New Zealand
Individual - Significant developments
Last reviewed - 09 July 2025Double taxation agreements (DTAs)
New Zealand is currently negotiating new and updating DTAs with several countries, including Australia, Croatia, Germany, Hungary, Iceland, Portugal, Slovenia, South Korea, and the United Kingdom.
Best Start & Working for Families
The 2025 Budget included changes to the Best Start tax credit and the Working for Families tax credit. Under the changes, the abatement threshold (the income level at which the entitlements begin to reduce) for Working for Families will increase from $42,700 per year to $44,900. 142,000 families will receive an average of $14 more per fortnight as a result.
Further changes included applying an income test to the first year of the Best Start tax credit which previously provided a flat amount of $73 per week, up to a maximum of $3,838 regardless of income. This aligns with the testing applied in the second and third years of the Best Start tax credit.
KiwiSaver
The 2025 Budget also announced a number of changes to KiwiSaver which aim increase the funds available for investment in New Zealand assets and to strengthen the overall accumulation of members’ savings.
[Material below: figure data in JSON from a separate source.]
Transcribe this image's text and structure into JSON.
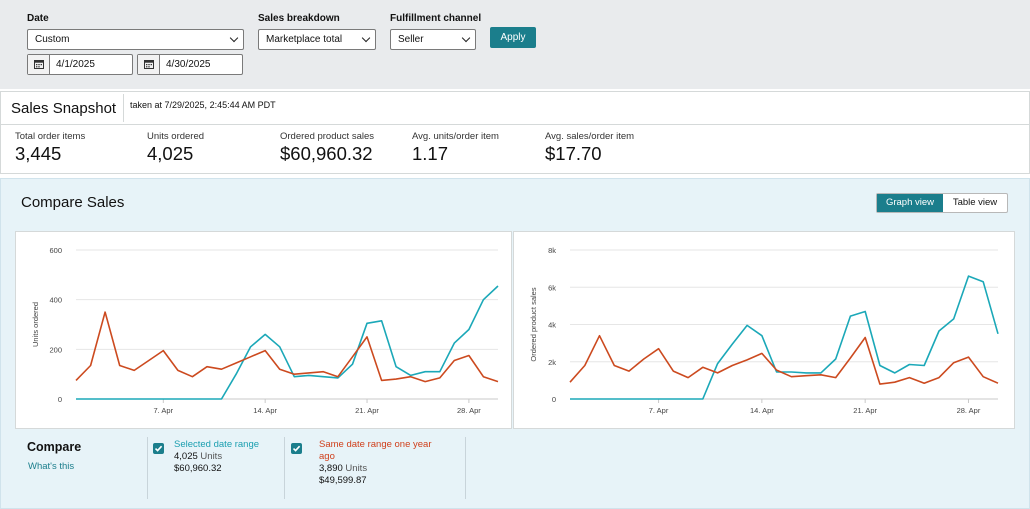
{
  "filters": {
    "date_label": "Date",
    "date_value": "Custom",
    "sales_breakdown_label": "Sales breakdown",
    "sales_breakdown_value": "Marketplace total",
    "fulfillment_label": "Fulfillment channel",
    "fulfillment_value": "Seller",
    "start_date": "4/1/2025",
    "end_date": "4/30/2025",
    "apply_label": "Apply"
  },
  "snapshot": {
    "title": "Sales Snapshot",
    "taken": "taken at 7/29/2025, 2:45:44 AM PDT",
    "metrics": [
      {
        "label": "Total order items",
        "value": "3,445"
      },
      {
        "label": "Units ordered",
        "value": "4,025"
      },
      {
        "label": "Ordered product sales",
        "value": "$60,960.32"
      },
      {
        "label": "Avg. units/order item",
        "value": "1.17"
      },
      {
        "label": "Avg. sales/order item",
        "value": "$17.70"
      }
    ]
  },
  "compare": {
    "title": "Compare Sales",
    "graph_view_label": "Graph view",
    "table_view_label": "Table view",
    "compare_label": "Compare",
    "whats_this": "What's this",
    "selected": {
      "title": "Selected date range",
      "units_value": "4,025",
      "units_word": "Units",
      "sales": "$60,960.32"
    },
    "last_year": {
      "title_line1": "Same date range one year",
      "title_line2": "ago",
      "units_value": "3,890",
      "units_word": "Units",
      "sales": "$49,599.87"
    }
  },
  "colors": {
    "current": "#1ba8b8",
    "last_year": "#cc4a1f",
    "accent": "#1b7e8c"
  },
  "chart_data": [
    {
      "type": "line",
      "ylabel": "Units ordered",
      "ylim": [
        0,
        600
      ],
      "yticks": [
        "0",
        "200",
        "400",
        "600"
      ],
      "xticks": [
        {
          "day": 7,
          "label": "7. Apr"
        },
        {
          "day": 14,
          "label": "14. Apr"
        },
        {
          "day": 21,
          "label": "21. Apr"
        },
        {
          "day": 28,
          "label": "28. Apr"
        }
      ],
      "x": [
        1,
        2,
        3,
        4,
        5,
        6,
        7,
        8,
        9,
        10,
        11,
        12,
        13,
        14,
        15,
        16,
        17,
        18,
        19,
        20,
        21,
        22,
        23,
        24,
        25,
        26,
        27,
        28,
        29,
        30
      ],
      "series": [
        {
          "name": "Selected date range",
          "color": "#1ba8b8",
          "values": [
            0,
            0,
            0,
            0,
            0,
            0,
            0,
            0,
            0,
            0,
            0,
            100,
            210,
            260,
            210,
            90,
            95,
            90,
            85,
            140,
            305,
            315,
            130,
            95,
            110,
            110,
            225,
            280,
            400,
            455
          ]
        },
        {
          "name": "Same date range one year ago",
          "color": "#cc4a1f",
          "values": [
            75,
            135,
            350,
            135,
            115,
            155,
            195,
            115,
            90,
            130,
            120,
            145,
            170,
            195,
            120,
            100,
            105,
            110,
            90,
            170,
            250,
            75,
            80,
            90,
            70,
            85,
            155,
            175,
            90,
            70
          ]
        }
      ]
    },
    {
      "type": "line",
      "ylabel": "Ordered product sales",
      "ylim": [
        0,
        8000
      ],
      "yticks": [
        "0",
        "2k",
        "4k",
        "6k",
        "8k"
      ],
      "xticks": [
        {
          "day": 7,
          "label": "7. Apr"
        },
        {
          "day": 14,
          "label": "14. Apr"
        },
        {
          "day": 21,
          "label": "21. Apr"
        },
        {
          "day": 28,
          "label": "28. Apr"
        }
      ],
      "x": [
        1,
        2,
        3,
        4,
        5,
        6,
        7,
        8,
        9,
        10,
        11,
        12,
        13,
        14,
        15,
        16,
        17,
        18,
        19,
        20,
        21,
        22,
        23,
        24,
        25,
        26,
        27,
        28,
        29,
        30
      ],
      "series": [
        {
          "name": "Selected date range",
          "color": "#1ba8b8",
          "values": [
            0,
            0,
            0,
            0,
            0,
            0,
            0,
            0,
            0,
            0,
            1900,
            2950,
            3950,
            3400,
            1450,
            1450,
            1400,
            1400,
            2150,
            4450,
            4700,
            1800,
            1400,
            1850,
            1800,
            3650,
            4300,
            6600,
            6300,
            3500
          ]
        },
        {
          "name": "Same date range one year ago",
          "color": "#cc4a1f",
          "values": [
            900,
            1800,
            3400,
            1800,
            1500,
            2150,
            2700,
            1500,
            1150,
            1700,
            1400,
            1800,
            2100,
            2450,
            1550,
            1200,
            1250,
            1300,
            1150,
            2200,
            3300,
            800,
            900,
            1150,
            850,
            1150,
            1950,
            2250,
            1200,
            850
          ]
        }
      ]
    }
  ]
}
Employee share scheme reporting
The government announced in Budget 2025 it intends to proceed with the taxation of employee share schemes offered by start-ups and unlisted companies, which would allow for the deferral of the taxation point for employees of these companies. This deferral would apply to both the timing of the tax obligation and the calculation of the income. It is designed to address issues for early stage companies where employees might find it difficult to pay taxes on shares they cannot sell at the taxing point, or where valuation might be problematic.
Foreign investment funds (FIFs)
The FIF regime subjects persons with interests in certain foreign entities (that are not controlled foreign companies) to New Zealand tax. You can find further details on the FIF regime in the group taxation section.
The Government has confirmed its intention to progress ongoing efforts to modernise FIF regulations to make New Zealand more attractive to migrants and digital nomads, however the draft legislation for these reforms is not expected to be released until later in 2025. This includes a proposed "Revenue Account Method" allowing qualifying new migrants to calculate FIF income on a realisation basis.
‘FamilyBoost’ tax credit
The FamilyBoost tax credit was introduced in 2024 in relation to childcare costs incurred by families. The credit is available from 1 July 2024.
The amount of the credit for a quarter is equal to 25% of the licensed early childhood education (ECE) fees paid for that quarter, up to a maximum of 975 New Zealand dollars (NZD). However, the amount of the credit abates at the rate of 9.75 cents in the dollar when quarterly household income is greater than NZD 35,000. The amount of the credit is zero when quarterly household income is NZD 45,000 or more.
The tax credit results in a refund for the applicant and is based on actual ECE fees incurred, subject to eligibility requirements. A New Zealand tax resident caregiver of one or more children enrolled with a licensed early childhood service for which ECE fees are incurred may be entitled.
Interest limitation rules
Interest deductibility for borrowing on residential investment property is being phased back in over the next two tax years. Since1 April 2024, 80% of the interest expenses incurred for amounts borrowed in relation to residential property have been deductible. This is regardless of when the property was acquired or when the loan was drawn down. From 1 April 2025, interest deductibility will be fully restored (i.e. 100% deductibility), subject to other provisions governing interest deductibility.